Look up theme in Wiktionary, the free dictionary. In contemporary literary studies, a theme is the central topic a text treats. Themes can be divided into two categories: a work’s thematic concept is what readers “think the work is about” and its thematic statement being “what the work says about the subject”.
A story may have several themes. Themes often explore historically common or cross-culturally recognizable ideas, such as ethical questions, and are usually implied rather than stated explicitly. An example of this would be whether one should live a seemingly better life, at the price of giving up parts of one’s humanity, which is a theme in Aldous Huxley’s Brave New World. Various techniques may be used to express many more themes.
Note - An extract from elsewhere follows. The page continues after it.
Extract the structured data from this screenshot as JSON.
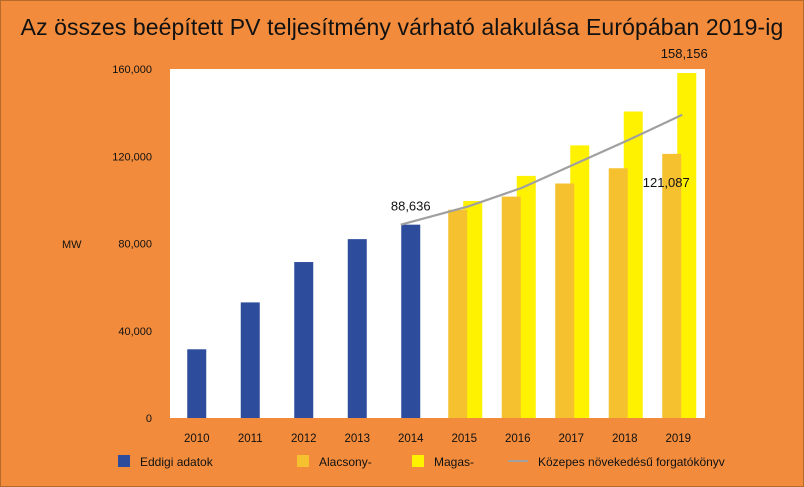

Leitwortstil is the repetition of a wording, often with a theme, in a narrative to make sure it catches the reader’s attention. An example of a leitwortstil is the recurring phrase, “So it goes”, in Kurt Vonnegut’s novel Slaughterhouse-Five. Thematic patterning means the insertion of a recurring motif in a narrative. For example, various scenes in John Steinbeck’s Of Mice and Men are about loneliness. Some common themes in literature are “love,” “war,” “revenge,” “betrayal,” “patriotism,” “grace,” “isolation,” “motherhood,” “forgiveness,” “wartime loss,” “treachery,” “rich versus poor,” “appearance versus reality,” and “help from other-worldly powers.